Banks give construction, hotels the cold shoulder

Bank of Tanzania headquarters. Tanzanian banks are still giving hotels, restaurants and construction the cold shoulder even as credit to the private sector is recovering. PHOTO | FILE

What you need to know:

Lending to hotels and restaurants accounted for only 3.2 per cent of credit extended to major economic activities by February, this year

Dar es Salaam. The loans extended by Tanzanian banks to hotels and restaurants; and building and construction sectors are still contracting as the credit to private sector is recovering.

Lending to hotels and restaurants accounts for only 3.2 per cent of the outstanding credit extended by banks to major economic activities by February this year while the share of building and construction sector was 4.2 per cent, according to the Bank of Tanzania.

Both sectors are still recording negative growth since September last year even as the credit to the private sector recovered during the last 12 months.

In the year to February this year, hotels had a growth of -4 per cent while that of building and construction was -7.7.

The hotels were increasing in the recent years, thanks to disposable income among Tanzanians and government conferences that created good business for the owners.

However, some experts say the owners had no business experience and did not survive when the government banned conferences and tightened the economy.

“When the current government came with its austerity policies, many businesses fallen and these hotels were hit hard.
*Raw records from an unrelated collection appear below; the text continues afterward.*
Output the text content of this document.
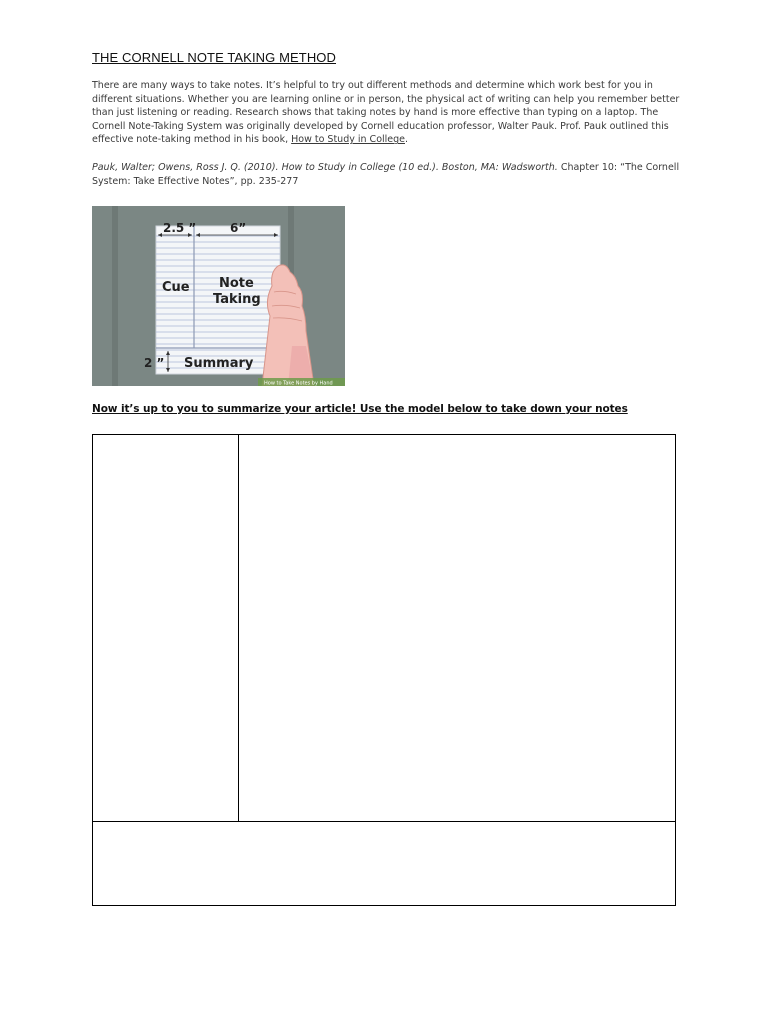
THE CORNELL NOTE TAKING METHOD
There are many ways to take notes. It’s helpful to try out different methods and determine which work best for you in different situations. Whether you are learning online or in person, the physical act of writing can help you remember better than just listening or reading. Research shows that taking notes by hand is more effective than typing on a laptop. The Cornell Note-Taking System was originally developed by Cornell education professor, Walter Pauk. Prof. Pauk outlined this effective note-taking method in his book, How to Study in College.
Pauk, Walter; Owens, Ross J. Q. (2010). How to Study in College (10 ed.). Boston, MA: Wadsworth. Chapter 10: “The Cornell System: Take Effective Notes”, pp. 235-277
2.5 ”	6”
Cue Note
Taking
2 ” Summary
How to Take Notes by Hand
Now it’s up to you to summarize your article! Use the model below to take down your notes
Their closing down resulted into bad loans among the banks which are now avoiding lending the hoteliers,” says a seasoned banker from one of big banks who preferred anonymity.

The change of wind which started in 2016 with cost-cutting measures affected many hotels in Tanzania. In 2017, several medium-sized hotels switched to student hostel services other than visitor accommodation to avoid more loss making, while key hotels in Bagamoyo, the beach and historical town had signaled loss making fears, with some closing their business.

Building and construction which covers real estate business is also still unattractive to lenders due to the experience the sector is going through.

“It should be noted that most buildings especially in Dar es Salaam are vacant following slowdown of businesses and of course the government shift to Dodoma. Most of big buildings and posh houses were rented by government, diplomats and expatriates who worked with the mining and exploration companies.

“However, recent crackdowns on foreign firms and stringent conditions for work permits have reduced the foreigners and these buildings are not generating enough. For those reasons, no bank can continue issuing loans to struggling customers,” added the banker.

As hotels and construction loans contract, the overall credit growth reached eight per cent in the year to February 2019.

“Growth of credit to the private sector has maintained a steady upward trend since May 2018 reaching 8.0 per cent in February 2019,” states the central bank.

Reports indicate that the annual growth of credit to the private sector was at 1.3 per cent in February 2018.

“The continuing recovery of credit growth reflects the sustained accommodative monetary policy stance, on-going government efforts to improve business environment and credit risk measures taken by banks, including use of credit reference system prior to loan approval,” it adds.

Personal loans which are normally used for small and medium-sized business financing is the leading economic activity which received 28.4 per cent of all loans. It’s followed by trade which accounts for 18.6 per cent and manufacturing which accounted for 11.7 per cent.

Agriculture follows at 8.1 per cent of all loans while transport and communication accounts for 6.8 per cent.

“Personal loans to banks are like bread and butter because it’s an area where there is less risks – especially for public servants. Sometimes there is huge demand from the public servants. So, it’s both the demand and the preference of banks to cover the public servants who are more trusted compared to private sector workers who sometimes face retrenchment for corporates to cope with business environment,” adds the banker.

Way forward

Economists say the lenders should look for ways to improve the credit extension for the welfare of the private sector who is perceived as the engine of the economy.

“There are two ways we can make the credit to grow. Fist by ensuring improved business environment that will facilitate growth of businesses and therefore need for credit. Secondly, Tanzanian banks should do away with business as usual in lending. They need to be pro-business through innovation and finding new areas for lending,” says Prof Delphin Rwegasira of the University of Dar es Salaam economics department.

Tanzania has over 50 banks but over 70 per cent of the market share and assets is controlled by only ten lenders.